Inspection successfully completed I felt that I needed to start again with getting to know the school from the inside out. I once spent a fascinating and exhausting day as a pupil in Year 7. The staff weren’t briefed in advance so I got a true reflection of life as a student – much to the delight of the Year 7 girls. I cannot recommend this activity highly enough; it established a sense of camaraderie with the pupils and was a far more positive way of engaging with staff than formal lesson observations. The head of the junior school also spent a day as a Year 4 pupil and reported similar valuable insights and enjoyment.

‘A new broom sweeps clean’ as the saying goes, and it’s not always meant in a positive light. I was conscious that my staff were, to a certain degree, on tenterhooks waiting for the ‘new regime’ to take effect. I found it a balancing act driving through the important changes in personnel and approach whilst reassuring staff and parents that changes were positive and strategically relevant and not fundamentally altering the DNA of our school.

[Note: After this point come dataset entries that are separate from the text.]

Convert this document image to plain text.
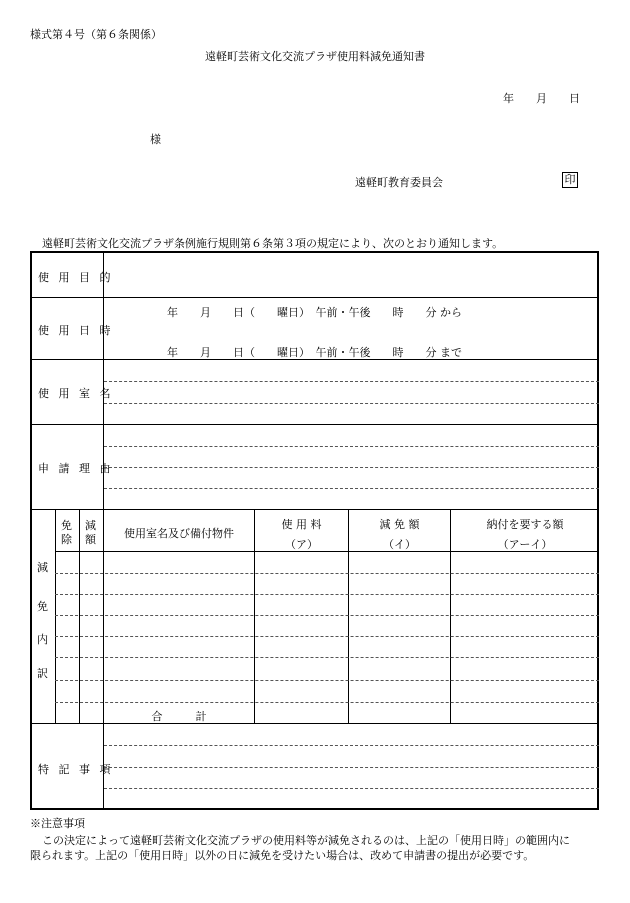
様式第４号（第６条関係）
遠軽町芸術文化交流プラザ使用料減免通知書
年　　月　　日
様
遠軽町教育委員会	印
遠軽町芸術文化交流プラザ条例施行規則第６条第３項の規定により、次のとおり通知します。
使 用 目 的
使 用 日 時
年　　月　　日（　　曜日）　午前・午後　　時　　分 から
年　　月　　日（　　曜日）　午前・午後　　時　　分 まで
使 用 室 名
申 請 理 由
減
免
内
訳
免
除
減
額	使用室名及び備付物件
使 用 料
（ア）
減 免 額
（イ）
納付を要する額
（アーイ）
合　　　計
特 記 事 項
※注意事項
この決定によって遠軽町芸術文化交流プラザの使用料等が減免されるのは、上記の「使用日時」の範囲内に
限られます。上記の「使用日時」以外の日に減免を受けたい場合は、改めて申請書の提出が必要です。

Becoming head of a school of this size does feel like becoming the head of an enormous family, with all of the natural demands on your time and emotions. The biggest challenge I’ve faced has been combining this exciting, all-consuming role with my own family and giving them the time that they deserve. It’s a challenge faced by many in education and to help us all I made ‘balance’, which is a whole school target for students and staff. This has proved remarkably successful and encouraged everyone to make time to pursue their passions. I’ve heard tales of staff performing in ballets, taking up yoga and writing articles to journals for publication. For me it’s walking my rather sloppy black Labrador and unhinged rescue dog, ideally whilst listening to my teenage daughter ‘putting the world to rights’! No doubt the equilibrium that they get from life outside the classroom is having very positive effects within it.

Looking back on the challenges of my first year, if I could offer one piece of advice to new heads it would be this: don’t be too hard on yourself. There will always be things you could have done differently but the role is multifaceted and you’re in it for the long haul. Be true to yourself and authentic as a leader, it’s the best way to bring others with you and will help you fly your flag with confidence.